I know firsthand what it's like trying to get care for a serious illness without insurance due to a pre-existing condition. I was a gainfully employed and taxpaying social worker when, at age 40, I became ill. My illness was hard to diagnose and it progressed. Eventually I had to leave my job and lost my health coverage. It got so bad that I was bedridden for most of the day. Over the next three years, uninsured, in pain and without resources, I was forced to seek emergency and free clinic services, to no avail. I still could not afford to pay for the tests they recommended and I had long since depleted my savings. I was out of options and at the mercy of my illness.
Eventually, at death's door, with an acute systemic infection, vital organ damage and complete disability, I was diagnosed with a mass that had extended in to my skull and sinus cavity. The delayed assessment and treatment had resulted in permanent damage.
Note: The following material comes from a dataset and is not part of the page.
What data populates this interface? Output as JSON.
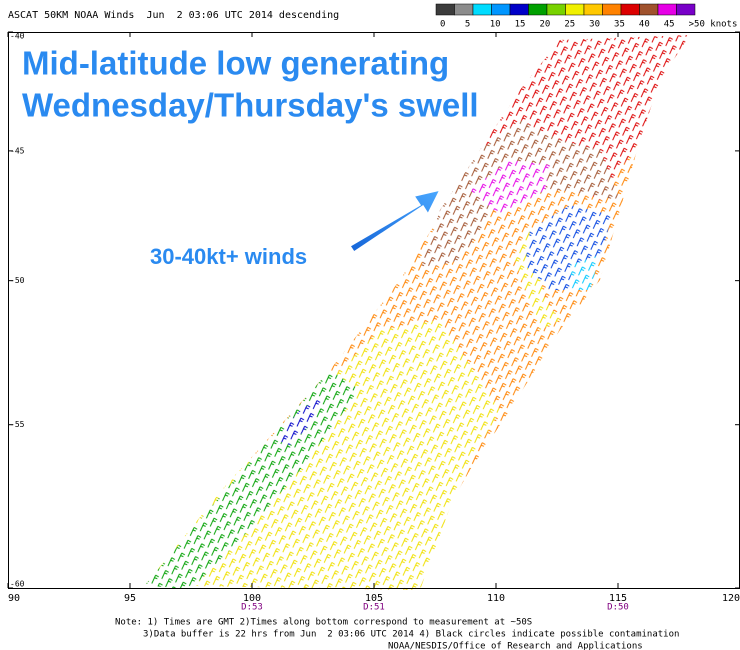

I am lucky and grateful to be alive and to have affordable coverage now through the Affordable Care Act. I could have been one of the 45,000.
AHCA is cruel and inhumane. Please fight for health care for all.
Elizabeth Isom, St. Petersburg
Legislators' secret deal hurts USF | May 9, editorial
Guidelines need revision
As a recently retired secondary educator of many years, I read with interest how USF was victimized by a questionable evaluation system. I think that dangling millions of dollars in front of universities to improve graduation rates is a dangerous practice, and these evaluation systems need their own re-evaluating. Under the current system, school leadership feels pressure to deliver desired statistics and instructional personnel feel the heat to pass along to get along. You do not maintain standards and institutional integrity this way.
The secondary grading system of schools is just as bad, as graduation rates, number of suspensions and number of students in advanced classes are used. This results in ignoring discipline problems, and student scheduling becomes a product of what is best for the school leadership as opposed to what is best for the students.
People with titles and power put these evaluation/grading systems in place, and I wonder if they know the effect they have on administrators, staff and our kids. Nobody ever seems to ask us, and I was available to tell them for 39 years.
James Goeb, Riverview
Trump fires Comey | May 10
There has been a lot of speculation regarding the back story on the president's firing of the director of the FBI, but I believe there is a simple answer.
There have been reports that Donald Trump has recently been yelling at his television screen when seeing the unfavorable direction the Russian investigation is taking. For a person who has always been able to pretend that he directs the course of all events in his life, this was too much. He let his massive ego take the reins and reverted to his pre-presidential persona to destroy someone. The director was targeted because Trump had already removed the other thorns who might have burst the balloon of deception surrounding this presidency.
We have learned in a very brief period that Trump is a man who, once angered, takes no directions or even suggestions from anyone. He acts with incredible speed and rashness. It is then the task of others to answer the tsunami of criticism through misdirection or by devising a Trump line of attack (never defense) in response.
Heaven help us if (when?) some world leader of an armed society enrages the man.
Arthur N. Eggers, Tampa
We are witnessing a constitutional crisis in the making, but not for the reasons that certain scholars, pundits and the media seem to be proffering. The free press is not in imminent danger of being silenced, despite President Donald Trump's constant attempts to marginalize it and render it irrelevant. The judiciary will continue to interpret and enforce the law regardless of efforts by the president on Twitter, and otherwise, to discredit its role and purpose.
The real crisis is brewing in the legislative branch. The abdication of responsibility by Congress to hold the president accountable for his autocratic behavior only serves to enable him. As members of the House and Senate, on the Republican side, stand by and defend Trump out of party loyalty, they are not only in violation of their oath "to support and defend the Constitution," they are effectively sanctioning an abuse of power by the executive branch. Absent a system of checks and balances, our representative democracy falls by the wayside.
Jim Paladino, Tampa
A star on and off the field
The Tampa Bay area can look with pride as "one of its own" is honored this weekend at Yankee Stadium with the retiring of his number as one of the greatest to play the game: Derek Jeter.
Jeter is more than just an athlete; he is a superstar on the field and off. His Turn 2 Foundation, since it began in 1996, has awarded more than $2.3 million to create and support programs that motivate young people to turn away from drugs and alcohol.
While his likeness will be preserved with a plaque at Yankee Stadium, this will be but the forerunner to 2020 when he will surely be elected to the Baseball Hall of Fame.
From time to time I run into to Derek at Starbucks, or the Oxford Exchange or at a movie, and this superstar could not be nicer. Always a smile, a moment to chat. He is gracious young man, this superstar, a Tampa resident and "one of our own."